A fim de que o debate sobre o continente africano ganhe maior projeção, assim como as bandeiras reivindicadas pelo movimento negro, a CUT do Estado de São Paulo vai promover um Primeiro de Maio focado no tema. Presente ao Fórum, o líder metalúrgico e presidente da CUT-SP, Adi dos Santos Lima está dialogando – e convidando – os sindicalistas africanos para que participem do evento. “Nosso sentimento, reforçado no dia de hoje com a visita à Ilha de Gorée, é que a história da África, que tanto nos diz respeito, continua esquecida, adormecida, e é preciso um gesto de despertar. Por isso o nosso objetivo é fazer do Dia do Trabalhador em São Paulo um espaço para diminuir as distâncias que ainda nos separam do povo africano, que está na nossa origem. É hora de valorizar sua contribuição para a construção da nossa identidade. Será uma comemoração que, assim como neste lançamento da nossa cartilha, a classe trabalhadora celebrará a valorização da vida, relembrando as suas raízes”, ressaltou Adi.

De acordo com o secretário de Políticas Sociais da CUT Nacional, Expedito Solaney, o lançamento da cartilha durante o Fórum Social Mundial dialoga com a necessidade de fazer um contraponto à ideologia reacionária e racista que move a globalização neoliberal, que representa a negação de direitos básicos a expressivas parcelas da população, particularmente no continente africano. Mas também no nosso país, declarou Solaney, “precisamos estar atentos ao combate à desigualdade, que necessita de políticas afirmativas para que a população negra tenha emprego digno e salário justo”. Lembrando que “o sistema capitalista ainda é uma forma de escravidão”, Solaney destacou que é preciso aumentar o nível de organização e consciência da classe trabalhadora para a sua superação.

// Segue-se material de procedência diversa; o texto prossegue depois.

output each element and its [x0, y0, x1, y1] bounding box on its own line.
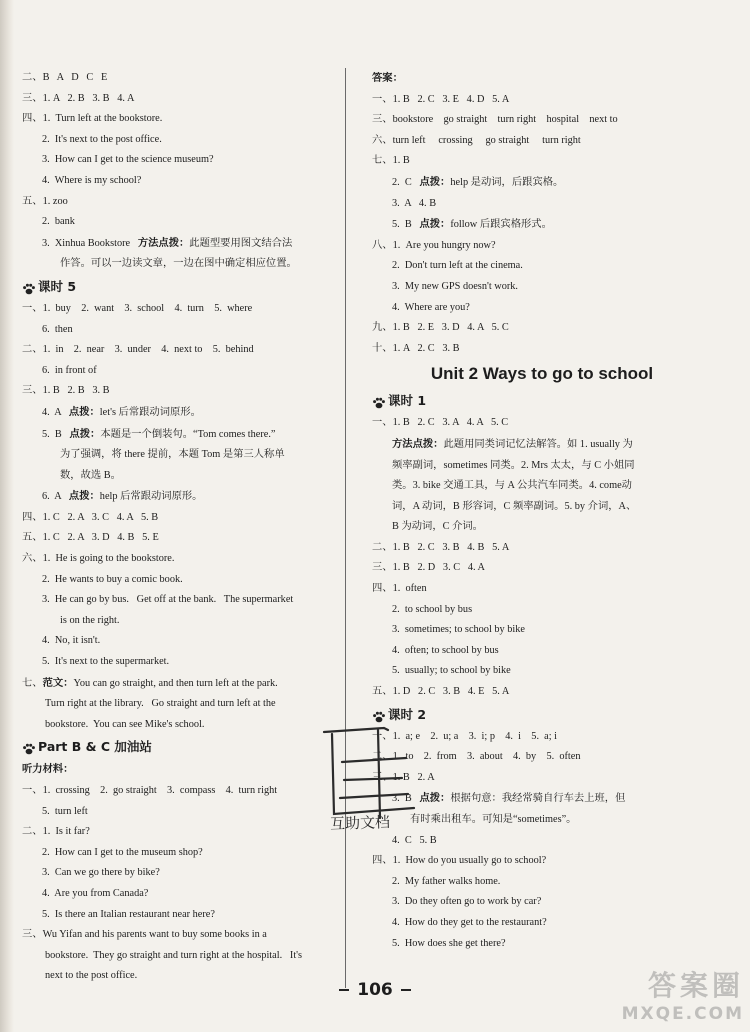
answer-line: 二、1. Is it far? [22, 826, 90, 838]
answer-line: 4. Where is my school? [42, 174, 142, 186]
answer-line: 二、1. B 2. C 3. B 4. B 5. A [372, 541, 510, 553]
answer-line: 三、Wu Yifan and his parents want to buy some books in a [22, 929, 267, 941]
answer-line: 三、1. B 2. A [372, 771, 435, 783]
page-spine-shadow [0, 0, 14, 1032]
answer-line: 5. usually; to school by bike [392, 665, 511, 677]
answer-line: 二、B A D C E [22, 72, 108, 83]
answer-line: 3. sometimes; to school by bike [392, 624, 525, 636]
tip-label: 点拨： [68, 490, 100, 503]
answer-line: 四、1. Turn left at the bookstore. [22, 113, 163, 125]
answer-line: 5. Is there an Italian restaurant near here? [42, 908, 215, 920]
column-divider [345, 68, 346, 988]
watermark-url: MXQE.COM [621, 1004, 744, 1024]
answer-line: 3. How can I get to the science museum? [42, 154, 214, 166]
answer-line: 为了强调，将 there 提前，本题 Tom 是第三人称单 [60, 449, 285, 461]
tip-label: 点拨： [68, 405, 100, 418]
listening-title [22, 759, 322, 781]
answer-text: 3. B [392, 793, 420, 805]
answer-line: 三、1. B 2. B 3. B [22, 385, 110, 397]
answer-line: 4. Are you from Canada? [42, 887, 149, 899]
answer-line: 5. It's next to the supermarket. [42, 656, 170, 668]
unit-title: Unit 2 Ways to go to school [430, 364, 654, 384]
answer-line: Turn right at the library. Go straight and turn left at the [45, 698, 276, 710]
answer-line: 一、1. B 2. C 3. E 4. D 5. A [372, 93, 510, 105]
answer-line: 十、1. A 2. C 3. B [372, 342, 460, 354]
tip-label: 听力材料： [22, 763, 74, 776]
answer-line: 三、bookstore go straight turn right hospital next to [372, 114, 618, 126]
answer-line: 3. He can go by bus. Get off at the bank. The supermarket [42, 594, 294, 606]
answer-line: 3. Can we go there by bike? [42, 867, 160, 879]
answer-line [372, 172, 712, 194]
answer-line: 3. A 4. B [392, 197, 437, 209]
answer-line: 4. No, it isn't. [42, 635, 101, 647]
answer-line: 5. turn left [42, 805, 88, 817]
answer-line: 一、1. buy 2. want 3. school 4. turn 5. where [22, 302, 253, 314]
answer-line: 二、1. in 2. near 3. under 4. next to 5. behind [22, 344, 254, 356]
tip-text: help 后常跟动词原形。 [99, 491, 203, 503]
answer-line: 3. Do they often go to work by car? [392, 896, 542, 908]
answer-line: B 为动词，C 介词。 [392, 521, 483, 533]
answer-line: 四、1. How do you usually go to school? [372, 855, 547, 867]
answer-line: 2. It's next to the post office. [42, 133, 162, 145]
paw-icon [372, 394, 386, 408]
section-title: 课时 1 [388, 393, 427, 409]
tip-label: 点拨： [419, 175, 451, 188]
answer-line: next to the post office. [45, 970, 138, 982]
dash-right [401, 989, 411, 991]
answer-line: 2. My father walks home. [392, 875, 501, 887]
answer-line: 2. to school by bus [392, 603, 473, 615]
tip-text: let's 后常跟动词原形。 [99, 406, 201, 418]
section-title: Part B & C 加油站 [38, 739, 152, 755]
answer-text: 2. C [392, 176, 420, 188]
answer-line: 一、1. crossing 2. go straight 3. compass 4. turn right [22, 785, 278, 796]
answer-line: bookstore. They go straight and turn right at the hospital. It's [45, 949, 303, 961]
answer-line: 2. Don't turn left at the cinema. [392, 260, 523, 272]
answer-line: 4. C 5. B [392, 834, 437, 846]
answer-line: 3. My new GPS doesn't work. [392, 280, 518, 292]
answer-line: 2. He wants to buy a comic book. [42, 573, 183, 585]
tip-label: 点拨： [69, 427, 101, 440]
answers-title [372, 68, 712, 90]
answer-line: 5. How does she get there? [392, 937, 506, 949]
tip-text: 本题是一个倒装句。“Tom comes there.” [100, 428, 276, 440]
answer-line: 频率副词，sometimes 同类。2. Mrs 太太，与 C 小姐同 [392, 459, 635, 471]
tip-label: 答案： [372, 72, 403, 84]
answer-line [372, 434, 712, 456]
tip-text: You can go straight, and then turn left at the park. [73, 677, 278, 689]
answer-line: 词，A 动词，B 形容词，C 频率副词。5. by 介词，A、 [392, 500, 637, 512]
tip-text: follow 后跟宾格形式。 [450, 219, 552, 231]
answer-line: 4. often; to school by bus [392, 644, 499, 656]
answer-line [22, 402, 322, 424]
answer-text: 5. B [42, 428, 70, 440]
answer-line: 七、1. B [372, 155, 410, 167]
answer-line: 二、1. to 2. from 3. about 4. by 5. often [372, 751, 581, 763]
answer-line: 有时乘出租车。可知是“sometimes”。 [410, 814, 577, 825]
answer-line: 五、1. C 2. A 3. D 4. B 5. E [22, 532, 159, 544]
answer-text: 5. B [392, 219, 420, 231]
section-heading-part-bc [22, 735, 322, 759]
paw-icon [22, 280, 36, 294]
answer-line: 六、1. He is going to the bookstore. [22, 553, 175, 565]
answer-line: 作答。可以一边读文章，一边在图中确定相应位置。 [60, 258, 297, 270]
answer-line: 三、1. A 2. B 3. B 4. A [22, 92, 135, 104]
section-title: 课时 5 [38, 278, 77, 294]
answer-line: 四、1. often [372, 583, 427, 595]
answer-line: 九、1. B 2. E 3. D 4. A 5. C [372, 322, 509, 334]
section-heading-lesson5 [22, 275, 322, 299]
answer-line: 八、1. Are you hungry now? [372, 239, 496, 251]
watermark-logo [622, 964, 744, 1024]
answer-line: is on the right. [60, 614, 120, 626]
paw-icon [372, 708, 386, 722]
answer-text: 6. A [42, 491, 69, 503]
tip-label: 点拨： [419, 218, 451, 231]
answer-line: 2. How can I get to the museum shop? [42, 846, 203, 858]
section-title: 课时 2 [388, 706, 427, 722]
answer-line: 4. Where are you? [392, 301, 470, 313]
answer-text: 七、 [22, 677, 43, 689]
page-number-text: 106 [357, 980, 393, 1000]
answer-line [22, 486, 322, 508]
answer-text: 3. Xinhua Bookstore [42, 237, 138, 249]
dash-left [339, 989, 349, 991]
tip-text: help 是动词，后跟宾格。 [450, 176, 564, 188]
answer-line [22, 673, 322, 695]
handwritten-text: 互助文档 [329, 812, 391, 834]
answer-line: 6. in front of [42, 364, 97, 376]
answer-line: 6. then [42, 323, 73, 335]
section-heading-lesson1 [372, 389, 712, 413]
paw-icon [22, 740, 36, 754]
answer-line: bookstore. You can see Mike's school. [45, 718, 205, 730]
answer-line: 四、1. C 2. A 3. C 4. A 5. B [22, 511, 159, 523]
tip-label: 方法点拨： [392, 437, 444, 450]
tip-label: 范文： [42, 676, 74, 689]
answer-line: 三、1. B 2. D 3. C 4. A [372, 562, 485, 574]
left-column [22, 68, 322, 987]
tip-text: 此题型要用图文结合法 [189, 237, 293, 249]
answer-line: 一、1. B 2. C 3. A 4. A 5. C [372, 417, 509, 429]
answer-line: 2. bank [42, 216, 75, 228]
answer-line: 五、1. D 2. C 3. B 4. E 5. A [372, 686, 510, 698]
answer-line [22, 424, 322, 446]
answer-line [372, 214, 712, 236]
answer-line: 数，故选 B。 [60, 469, 121, 481]
watermark-cn: 答案圈 [647, 969, 744, 1002]
answer-line [22, 233, 322, 255]
answer-line: 类。3. bike 交通工具，与 A 公共汽车同类。4. come动 [392, 480, 632, 492]
answer-line: 五、1. zoo [22, 195, 68, 207]
tip-label: 点拨： [419, 792, 451, 805]
answer-line: 六、turn left crossing go straight turn right [372, 134, 581, 146]
tip-label: 方法点拨： [137, 236, 190, 249]
tip-text: 此题用同类词记忆法解答。如 1. usually 为 [443, 438, 633, 450]
tip-text: 根据句意：我经常骑自行车去上班，但 [450, 793, 626, 805]
answer-line: 一、1. a; e 2. u; a 3. i; p 4. i 5. a; i [372, 730, 558, 742]
answer-text: 4. A [42, 406, 69, 418]
answer-line: 4. How do they get to the restaurant? [392, 916, 547, 928]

Solaney lembrou que do ponto de vista mais imediato, a CUT tem estado à frente da luta pela erradicação do trabalho escravo, apoiando as ações do Grupo Móvel do Ministério do Trabalho, que tem libertado em média 25 mil dos 40 mil trabalhadores e trabalhadoras anualmente submetidos a tão pusilânimes relações. “É necessário ampliar os investimentos para erradicarmos definitivamente esta mazela que ainda existe em nosso país, penalizando brancos e negros, particularmente em estados como o Maranhão e o Piauí”. Para acabar com esta chaga, destacou, “defendemos que o governo federal coloque em pauta, com o máximo de urgência, a PEC 438, expropriando as propriedades rurais onde forem encontrados trabalhadores em condições análogas à de escravidão”. “Não podemos e não vamos permitir que seres humanos sejam tratados como coisas, como objetos descartáveis, como dejeto”, enfatizou.

Como jovem, mulher e negra, Rosana Souza, secretária nacional de Juventude da CUT falou sobre a emoção de participar da cerimônia na Mansão dos Escravos, contando com o apoio e a solidariedade de companheiros e companheiras de vários países como Bélgica, Canadá, Espanha, Estados Unidos, França e Itália. “É duro falar sobre a intensidade desta sensação. Difícil entender tamanha crueldade contra crianças, jovens e mulheres que eram trocados ou vendidos a preço de nada. Também foi triste ver um local que carrega tanto sofrimento. Mais difícil ainda é pensar no abuso sexual a que eram submetidas as mulheres negras que, infelizmente, continuam carregando o peso da discriminação e do preconceito em nossos países, sendo vistas muitas vezes apenas como objeto de prazer”, acrescentou Rosana.

Também participaram do evento a secretária nacional de Comunicação da CUT, Rosane Bertotti; o secretário de Relações do Trabalho da CUT Nacional, Manoel Messias, lideranças da Confederação Nacional dos Trabalhadores em Seguridade Social (CNTSS), da Confederação Nacional dos Trabalhadores em Educação (CNTE) e da Apeoesp.